NARA takes on digitizing modern textual records and other formats

The deadline for agencies to submit digitized records for archiving and preservation by the National Archives and Records Administration came and went.

The deadline for agencies to submit digitized records for archiving and preservation by the National Archives and Records Administration or NARA came and went earlier this summer. For an update on dealing with modern textual records and other types, the Federal Drive with Tom Temin spoke with two people from NARA, the director of Records Management Policy and Outreach and Lisa Haralampus, the director of digitization for the Office of Research Services Denise Henderson.

Interview Transcript: 

Denise Henderson  NARA has been digitizing since the early 2000s. We had still imaging labs where we were doing small scale digitization. But as time has gone on and changed and evolved, we realized that we needed the ability to expand our capacity. So, for the last year and a half or so, there was a renovation effort in our Archives II building at College Park, and we’ve innovated 18,000 square feet and established a modern state of the art digitization center. It’s a mixed-use space that co-locates our work processes, so archival prep, preparation of records before digitization, metadata capture, and then ultimately scanning. So, we bought sort of the different functions together in one location. We have a fleet of top-of-the-line imaging equipment that ranges from overhead camera setups, flatbed scanners, microfilm and microfiche theater, and we purchased three new IBM L, HP fusion at 300. high speed scanners that will exponentially make more records available online.

Tom Temin  Digitization is really multiple processes. If you’re taking a picture of an ancient manuscript, you know, from handwritten by Benjamin Franklin and ink on parchment or something, that’s one thing. And if it’s an email from last week, that needs to be preserved because it got some politician in trouble, then that’s a whole different type of scanning and digitization.
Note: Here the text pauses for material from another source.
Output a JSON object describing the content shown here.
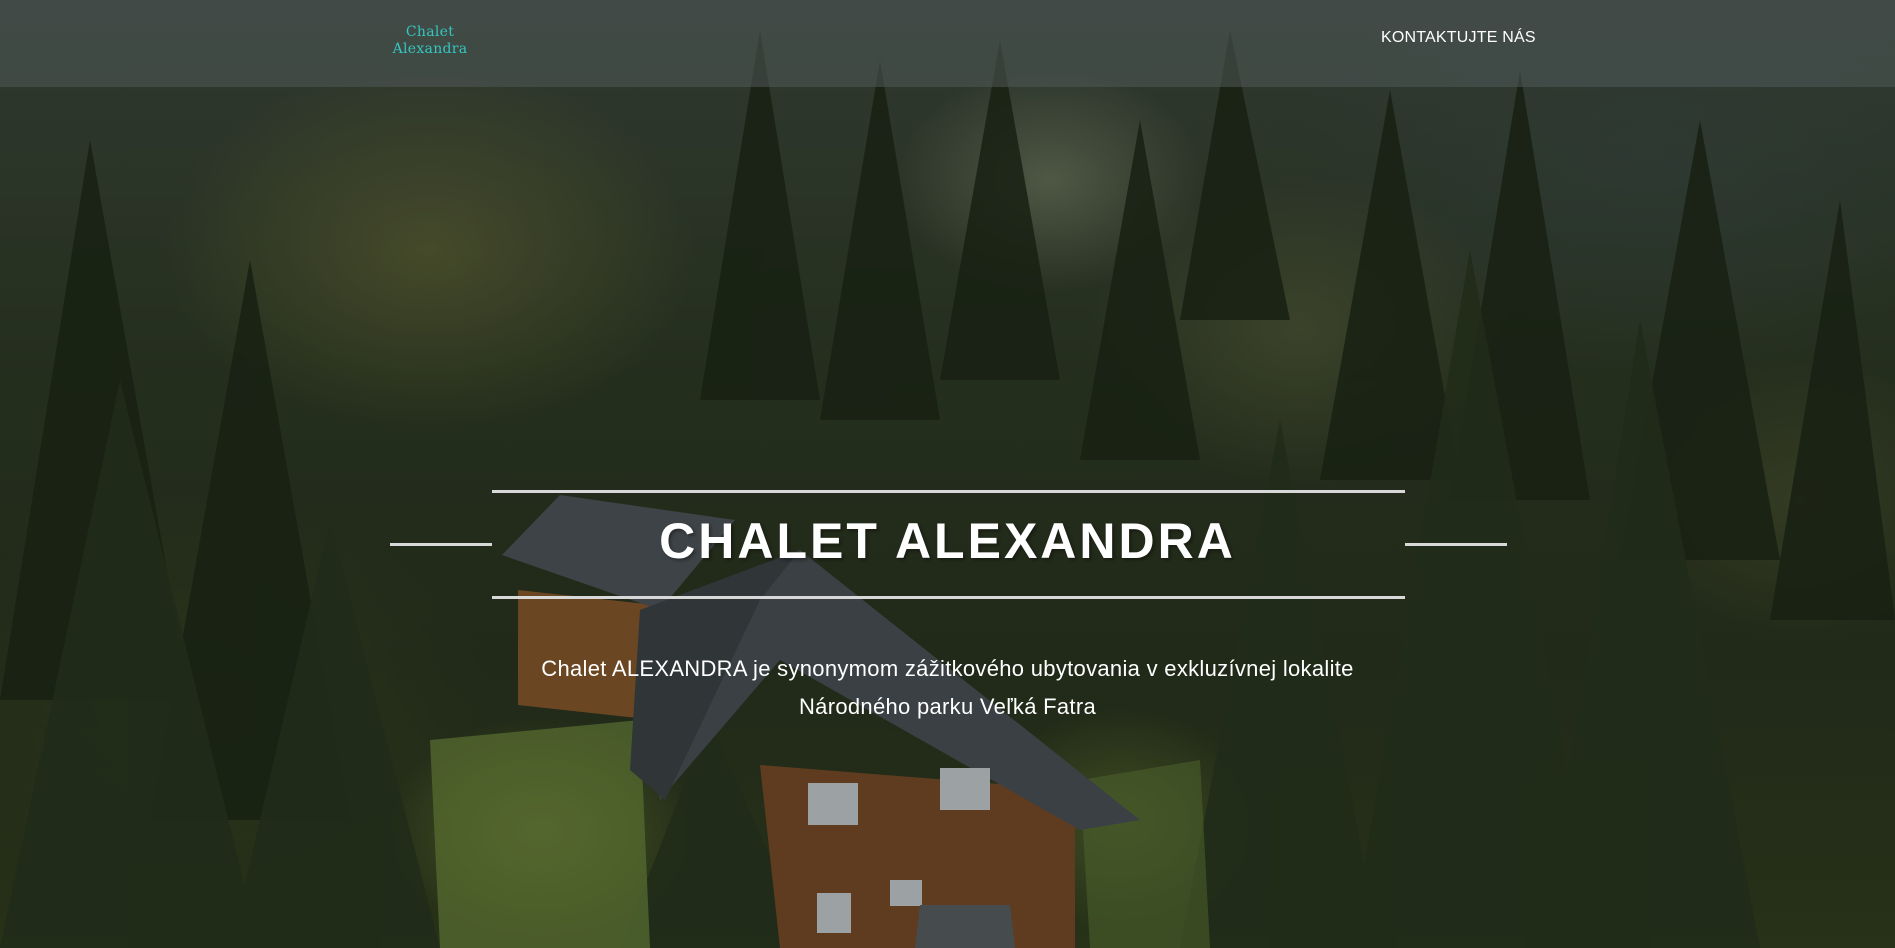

Denise Henderson  Absolutely, I’m so glad that you said it is a multi-part process. And different records require different techniques. And to scan NARA, what we’re digitizing in my unit are the records created by federal agencies that have been accession into the National Archives holdings. So, they are archival records, that are no longer in active use by the agencies that are being accessed in the US every day by researchers. And it ranges as you said something from the Revolutionary War period all the way up to modern paper. So, we have equipment to handle anything that comes our way.

Tom Temin  All right. And Lisa, in the larger sense, agencies are facing deadlines they’ve known about for years for how they have to send records into NARA to update us on what the requirements are, what the legal requirements are, what the deadlines are, and then we’ll get into some of the specific types of records.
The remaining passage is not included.